Hi Andrew, Jeffrey, Michael,

Thank you very much for your responses.

I will read up on Special Ordered Set (SOS) as suggested by Micheal. Because SOS is new to me.

Hi Jeffrey,

What I am trying to obtain is that though using LPR, the solution is bounded, but the solution does not satisfy what I need which is "x1+x2<=1" which means that "x1" and "x2" cannot co-exist together in a solution.

Without using LPR, that is, the "x1" and "x2" are binaries, then the solution obtained by LP is correct.

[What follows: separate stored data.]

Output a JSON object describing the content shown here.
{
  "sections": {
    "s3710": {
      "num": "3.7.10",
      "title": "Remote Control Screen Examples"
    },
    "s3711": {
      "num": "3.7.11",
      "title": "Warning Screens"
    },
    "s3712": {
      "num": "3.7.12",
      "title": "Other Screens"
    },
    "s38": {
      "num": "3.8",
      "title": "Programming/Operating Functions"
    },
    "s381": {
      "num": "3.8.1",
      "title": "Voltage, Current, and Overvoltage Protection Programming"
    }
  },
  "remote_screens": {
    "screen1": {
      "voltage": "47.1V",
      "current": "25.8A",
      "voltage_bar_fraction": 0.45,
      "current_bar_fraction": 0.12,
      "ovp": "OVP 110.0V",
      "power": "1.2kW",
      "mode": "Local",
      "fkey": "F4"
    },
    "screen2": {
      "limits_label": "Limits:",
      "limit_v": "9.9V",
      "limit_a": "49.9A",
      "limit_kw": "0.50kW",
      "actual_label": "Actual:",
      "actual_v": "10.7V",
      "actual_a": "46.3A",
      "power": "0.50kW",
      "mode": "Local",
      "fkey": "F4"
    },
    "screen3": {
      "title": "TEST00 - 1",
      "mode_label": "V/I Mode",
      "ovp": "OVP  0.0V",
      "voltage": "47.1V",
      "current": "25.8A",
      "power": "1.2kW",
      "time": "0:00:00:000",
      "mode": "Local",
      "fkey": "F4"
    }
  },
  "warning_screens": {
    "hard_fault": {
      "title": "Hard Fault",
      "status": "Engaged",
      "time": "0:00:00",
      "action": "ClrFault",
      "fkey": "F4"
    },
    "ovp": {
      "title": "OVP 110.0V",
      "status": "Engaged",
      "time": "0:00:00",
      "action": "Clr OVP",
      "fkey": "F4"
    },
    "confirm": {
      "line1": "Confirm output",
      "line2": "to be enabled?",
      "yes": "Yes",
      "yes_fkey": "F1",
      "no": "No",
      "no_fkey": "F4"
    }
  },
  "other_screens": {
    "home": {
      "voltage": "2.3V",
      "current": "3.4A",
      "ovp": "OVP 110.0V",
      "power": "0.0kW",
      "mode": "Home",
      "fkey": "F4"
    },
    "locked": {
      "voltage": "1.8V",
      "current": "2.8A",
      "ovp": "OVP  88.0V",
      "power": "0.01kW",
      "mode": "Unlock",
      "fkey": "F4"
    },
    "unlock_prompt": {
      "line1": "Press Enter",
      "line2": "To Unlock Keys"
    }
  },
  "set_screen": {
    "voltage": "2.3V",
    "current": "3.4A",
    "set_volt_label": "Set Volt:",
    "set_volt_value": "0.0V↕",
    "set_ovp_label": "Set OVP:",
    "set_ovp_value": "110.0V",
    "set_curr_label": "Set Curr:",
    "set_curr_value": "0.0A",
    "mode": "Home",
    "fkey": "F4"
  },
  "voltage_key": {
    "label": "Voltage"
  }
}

However, when I did the LPR, "x1" and "x2" can become "0.5". Though it still satisfies the constraint "x1+x2<=1", but that is NOT what I want.

What I want is that "x1" and "x2" CANNOT co-exist together in the solution.

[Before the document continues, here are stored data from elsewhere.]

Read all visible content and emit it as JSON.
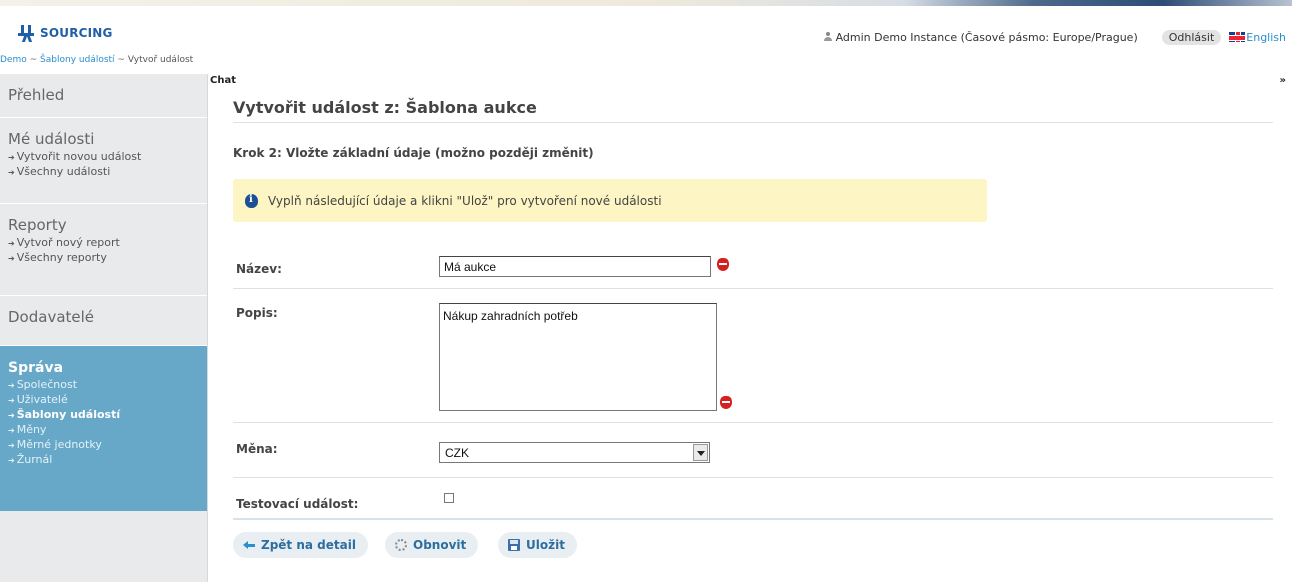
{
  "header": {
    "logo_text": "SOURCING",
    "user_info": "Admin Demo Instance (Časové pásmo: Europe/Prague)",
    "logout_label": "Odhlásit",
    "language_label": "English"
  },
  "breadcrumb": {
    "items": [
      "Demo",
      "Šablony událostí"
    ],
    "separator": "~",
    "current": "Vytvoř událost"
  },
  "sidebar": {
    "overview": "Přehled",
    "my_events": {
      "title": "Mé události",
      "items": [
        "Vytvořit novou událost",
        "Všechny události"
      ]
    },
    "reports": {
      "title": "Reporty",
      "items": [
        "Vytvoř nový report",
        "Všechny reporty"
      ]
    },
    "suppliers": "Dodavatelé",
    "admin": {
      "title": "Správa",
      "items": [
        "Společnost",
        "Uživatelé",
        "Šablony událostí",
        "Měny",
        "Měrné jednotky",
        "Žurnál"
      ],
      "selected": "Šablony událostí"
    }
  },
  "chat": {
    "label": "Chat",
    "toggle": "»"
  },
  "main": {
    "title": "Vytvořit událost z: Šablona aukce",
    "step": "Krok 2: Vložte základní údaje (možno později změnit)",
    "info": "Vyplň následující údaje a klikni \"Ulož\" pro vytvoření nové události",
    "fields": {
      "name_label": "Název:",
      "name_value": "Má aukce",
      "description_label": "Popis:",
      "description_value": "Nákup zahradních potřeb",
      "currency_label": "Měna:",
      "currency_value": "CZK",
      "test_label": "Testovací událost:"
    },
    "buttons": {
      "back": "Zpět na detail",
      "refresh": "Obnovit",
      "save": "Uložit"
    }
  },
  "colors": {
    "accent": "#2a8fd0",
    "sidebar_active": "#67a8c9",
    "info_bg": "#fdf5c3",
    "required": "#d62020"
  }
}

And I understand that LP runs in exponential time, however, LPR can run in polynomial time.

That is why, I want to use LPR.

Any suggestion or idea is appreciated.

Rdgs,
Paul

Sent: Monday, 30 November 2009 2:22:36
Subject: Re: [Help-glpk] Linear Programming Relaxation

> However, I was pondering for the last 2 days about your response. It
> seems to me that the global bound is not much use for my problem.
> Because the global will give an *upper bound* for the reliability and
> bandwidth which is of no use. A *lower bound* will be more useful. So

In case of minimization (like yours) optimal solution to LP relaxation
is just an lower bound to the exact integer optimum while an upper bound
is the one defined by any integer feasible solution. That is, the
following condition always holds:

lower_bound <= exact_optimum <= upper_bound

> I was trying to formulate the problem to try to get a *lower bound*,
> but until now I am not successful of doing it.

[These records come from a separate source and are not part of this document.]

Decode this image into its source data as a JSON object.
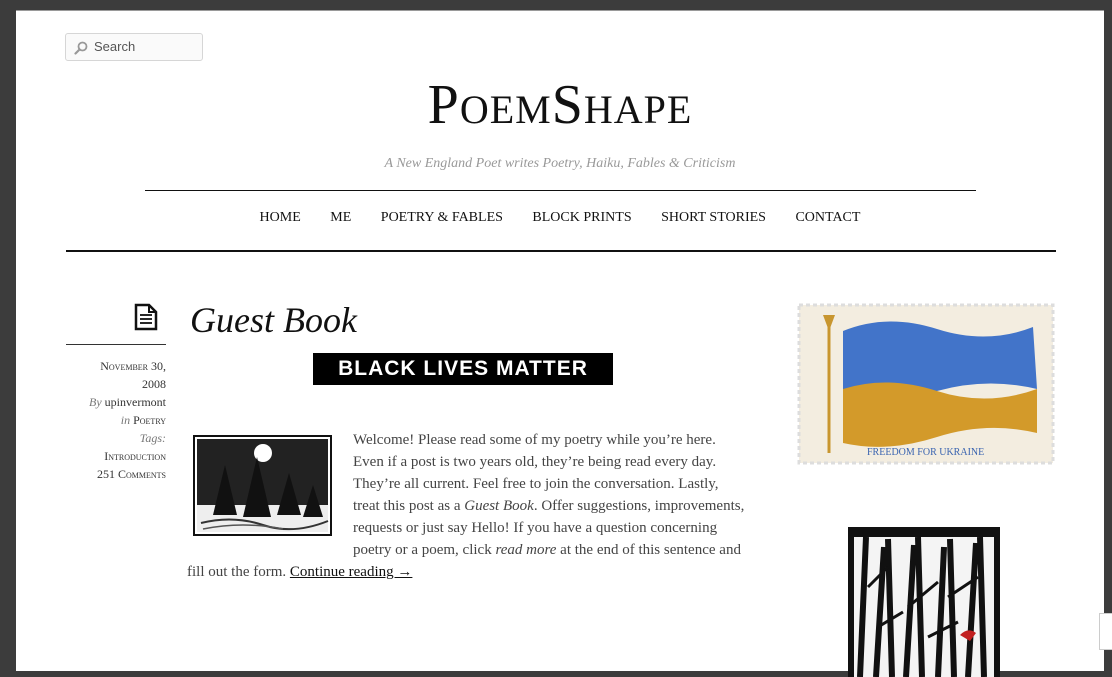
{
  "search": {
    "placeholder": "Search"
  },
  "header": {
    "title_first_cap": "P",
    "title_first_rest": "OEM",
    "title_second_cap": "S",
    "title_second_rest": "HAPE",
    "tagline": "A New England Poet writes Poetry, Haiku, Fables & Criticism"
  },
  "nav": {
    "items": [
      {
        "label": "HOME"
      },
      {
        "label": "ME"
      },
      {
        "label": "POETRY & FABLES"
      },
      {
        "label": "BLOCK PRINTS"
      },
      {
        "label": "SHORT STORIES"
      },
      {
        "label": "CONTACT"
      }
    ]
  },
  "post": {
    "title": "Guest Book",
    "banner": "BLACK LIVES MATTER",
    "meta": {
      "date_line1": "November 30,",
      "date_line2": "2008",
      "by_label": "By",
      "author": "upinvermont",
      "in_label": "in",
      "category": "Poetry",
      "tags_label": "Tags:",
      "tag": "Introduction",
      "comments": "251 Comments"
    },
    "body": {
      "p1": "Welcome!  Please read some of my poetry while you’re here. Even if a post is two years old, they’re being read every day. They’re all current. Feel free to join the conversation. Lastly, treat this post as a ",
      "p1_em": "Guest Book",
      "p2": ". Offer suggestions, improvements, requests or just say Hello! If you have a question concerning poetry or a poem, click ",
      "p2_em": "read more",
      "p3": " at the end of this sentence and fill out the form. ",
      "continue": "Continue reading →"
    }
  },
  "sidebar": {
    "stamp_caption": "FREEDOM FOR UKRAINE",
    "colors": {
      "blue": "#3f6fc6",
      "gold": "#d49a27"
    }
  }
}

Once you have solved LP relaxation, you have got an lower bound.

> Another question if you do not mind.

No, I don't.

> Actually the constraint of "x1+x2<=1" is to prevent x1 and x2 to
> co-exists together in the solution. If x1 and x2 are binary, then GLPK
> can produce a good solution.

> However, if I will to use LPR, then GLPK gave a solution such that x1
> and x2 *can* co-exists together in the solution, which is not what I
> want. Is there a way to prevent this? That is, even if LPR is used I
> can prevent x1 and x2 to co-exists together in the solution?

LP relaxation is just an LP problem, where all variables are allowed
to take any *continuous* values, if only they are satisfied to all LP
constraints. You require that x1 + x2 <= 1 but do not require that
x1 and x2 are integer-valued, so why do you surprise that you get
x1 = x2 = 0.5? Aren't these values satisfy to x1 + x2 <= 1?